Siamo ai saluti finali. E non posso non chiedere a Kobe delle voci insistenti che lo vogliono vicino alla firma di un contratto con una squadra italiana per giocare tre mesi nel nostro campionato; quello Nba, in America, è infatti fermo per il lockout, il blocco delle attività agonistiche a seguito dello sciopero dei giocatori.

«Sì, è un vero casino. Il lockout finirà, ma non so dire quando, e noi giocatori non possiamo fare altro che avere pazienza e aspettare».
Nel frattempo, c’è l’ipotesi di giocare dieci partite nella Virtus Bologna.
«È vero. È una seria possibilità. È sempre stato un mio sogno giocare in Italia.
Al momento ci sono cinquanta possibilità su cento che io finisca a giocare a Bologna sino al termine del lockout (al momento della ripartenza di Kobe per gli Stati Uniti, il 30 settembre, il contratto da 3 milioni e 300 mila dollari con la Virtus non era ancora stato depositato, ndr)».
Da poco ha compiuto 33 anni. Ha già iniziato a pensare a che cosa farà «da grande»?
«Devo pensarci. So bene come il ritiro dallo sport professionistico sia per molti atleti un vero e proprio trauma… Io sto cercando di capire quale lavoro mi piacerebbe fare quando non giocherò più a basket. Forse qualcosa che ha a che fare con il marketing e la pubblicità… Però mi piacerebbe anche lavorare con i ragazzini, insegnare loro la pallacanestro. Fare l’allenatore no, però: mi manca la pazienza».

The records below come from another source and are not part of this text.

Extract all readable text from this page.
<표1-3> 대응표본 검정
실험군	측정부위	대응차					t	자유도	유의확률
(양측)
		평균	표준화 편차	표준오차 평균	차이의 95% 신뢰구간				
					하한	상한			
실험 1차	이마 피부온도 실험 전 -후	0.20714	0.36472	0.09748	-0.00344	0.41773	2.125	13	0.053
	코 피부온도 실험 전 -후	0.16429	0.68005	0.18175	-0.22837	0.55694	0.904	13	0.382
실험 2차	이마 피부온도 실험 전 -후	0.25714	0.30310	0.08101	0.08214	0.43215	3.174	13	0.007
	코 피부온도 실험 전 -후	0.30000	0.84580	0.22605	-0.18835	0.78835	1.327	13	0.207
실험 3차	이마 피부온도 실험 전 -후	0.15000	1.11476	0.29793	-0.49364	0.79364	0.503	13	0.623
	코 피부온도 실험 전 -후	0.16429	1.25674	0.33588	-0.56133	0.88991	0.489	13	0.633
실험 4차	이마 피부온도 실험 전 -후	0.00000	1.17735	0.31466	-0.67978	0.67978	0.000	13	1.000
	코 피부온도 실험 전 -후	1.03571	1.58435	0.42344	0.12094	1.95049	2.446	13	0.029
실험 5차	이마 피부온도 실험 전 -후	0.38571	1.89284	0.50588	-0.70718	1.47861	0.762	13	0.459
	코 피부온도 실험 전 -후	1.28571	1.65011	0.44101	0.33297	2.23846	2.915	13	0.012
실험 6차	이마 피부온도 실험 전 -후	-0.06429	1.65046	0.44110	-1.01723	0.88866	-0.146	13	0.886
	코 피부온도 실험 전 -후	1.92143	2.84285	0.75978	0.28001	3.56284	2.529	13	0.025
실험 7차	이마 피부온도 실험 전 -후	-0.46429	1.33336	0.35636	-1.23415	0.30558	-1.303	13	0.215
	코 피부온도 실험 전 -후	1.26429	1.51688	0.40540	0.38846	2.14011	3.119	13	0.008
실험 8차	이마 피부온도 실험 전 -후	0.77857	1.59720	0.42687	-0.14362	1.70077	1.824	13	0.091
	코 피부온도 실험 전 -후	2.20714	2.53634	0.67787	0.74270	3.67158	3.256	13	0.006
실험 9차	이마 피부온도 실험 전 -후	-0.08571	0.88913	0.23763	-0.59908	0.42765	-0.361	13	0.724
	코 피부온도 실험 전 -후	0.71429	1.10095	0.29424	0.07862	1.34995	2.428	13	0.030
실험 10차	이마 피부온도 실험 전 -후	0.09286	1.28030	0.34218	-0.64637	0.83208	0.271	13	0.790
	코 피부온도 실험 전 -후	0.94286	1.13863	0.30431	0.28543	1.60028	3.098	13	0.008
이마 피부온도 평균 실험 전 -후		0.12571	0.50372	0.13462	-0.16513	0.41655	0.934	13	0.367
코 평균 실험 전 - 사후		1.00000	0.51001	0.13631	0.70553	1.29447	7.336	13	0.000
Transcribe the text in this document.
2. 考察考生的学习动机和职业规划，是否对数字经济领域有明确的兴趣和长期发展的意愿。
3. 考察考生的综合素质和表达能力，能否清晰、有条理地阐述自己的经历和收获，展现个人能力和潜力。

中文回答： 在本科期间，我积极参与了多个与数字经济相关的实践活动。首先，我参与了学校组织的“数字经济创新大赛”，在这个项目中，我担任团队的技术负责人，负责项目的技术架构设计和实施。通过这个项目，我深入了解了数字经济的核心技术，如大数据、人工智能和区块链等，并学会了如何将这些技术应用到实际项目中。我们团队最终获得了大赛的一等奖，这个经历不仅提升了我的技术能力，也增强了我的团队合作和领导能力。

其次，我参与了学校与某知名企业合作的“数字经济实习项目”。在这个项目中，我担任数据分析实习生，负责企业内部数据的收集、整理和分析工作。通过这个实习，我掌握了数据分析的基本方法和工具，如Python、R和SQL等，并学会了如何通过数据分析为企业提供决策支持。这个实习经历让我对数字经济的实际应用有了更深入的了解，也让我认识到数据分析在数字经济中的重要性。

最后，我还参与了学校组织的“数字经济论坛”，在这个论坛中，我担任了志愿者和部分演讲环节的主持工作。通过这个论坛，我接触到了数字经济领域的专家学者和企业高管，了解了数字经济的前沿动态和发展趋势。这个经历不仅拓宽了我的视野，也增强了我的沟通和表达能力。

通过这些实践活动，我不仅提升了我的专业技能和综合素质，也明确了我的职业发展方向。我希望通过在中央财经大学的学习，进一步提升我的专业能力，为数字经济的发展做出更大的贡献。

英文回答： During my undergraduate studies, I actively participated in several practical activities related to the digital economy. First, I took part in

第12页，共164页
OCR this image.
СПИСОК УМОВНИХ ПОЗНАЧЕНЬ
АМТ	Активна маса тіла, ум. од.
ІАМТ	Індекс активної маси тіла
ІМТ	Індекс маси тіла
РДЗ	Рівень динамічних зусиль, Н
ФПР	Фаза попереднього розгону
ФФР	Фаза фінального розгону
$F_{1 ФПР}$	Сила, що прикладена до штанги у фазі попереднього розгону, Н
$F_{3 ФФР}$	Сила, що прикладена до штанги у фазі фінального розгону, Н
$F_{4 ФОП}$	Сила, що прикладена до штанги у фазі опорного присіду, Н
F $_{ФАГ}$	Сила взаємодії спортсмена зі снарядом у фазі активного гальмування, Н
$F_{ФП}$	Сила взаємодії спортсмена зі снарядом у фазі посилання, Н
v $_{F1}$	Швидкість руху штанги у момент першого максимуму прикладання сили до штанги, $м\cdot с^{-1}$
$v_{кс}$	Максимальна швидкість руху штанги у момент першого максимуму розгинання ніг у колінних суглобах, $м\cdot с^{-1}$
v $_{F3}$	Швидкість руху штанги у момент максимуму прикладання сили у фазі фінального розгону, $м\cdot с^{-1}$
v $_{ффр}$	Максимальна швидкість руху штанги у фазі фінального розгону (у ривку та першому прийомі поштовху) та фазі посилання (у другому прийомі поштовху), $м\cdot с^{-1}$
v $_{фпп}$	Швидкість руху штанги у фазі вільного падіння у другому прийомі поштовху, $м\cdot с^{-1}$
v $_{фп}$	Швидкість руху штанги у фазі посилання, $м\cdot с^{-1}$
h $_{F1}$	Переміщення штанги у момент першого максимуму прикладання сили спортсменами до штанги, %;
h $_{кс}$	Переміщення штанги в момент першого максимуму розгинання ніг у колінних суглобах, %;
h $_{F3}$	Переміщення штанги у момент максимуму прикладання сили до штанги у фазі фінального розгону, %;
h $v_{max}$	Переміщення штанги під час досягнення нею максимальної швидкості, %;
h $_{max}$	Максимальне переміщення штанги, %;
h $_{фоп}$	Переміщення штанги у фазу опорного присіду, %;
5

Le sue due figlie hanno nomi italiani.
«Italianissimi: Natalia Diamante e Gianna Maria».
Qual è l’insegnamento che spera di aver dato loro attraverso la sua professione?
«La determinazione. Nello sport spesso si perde, ogni tanto si gioca male. Non bisogna mai abbattersi, ma dirsi, convinti: “La prossima volta farò meglio”».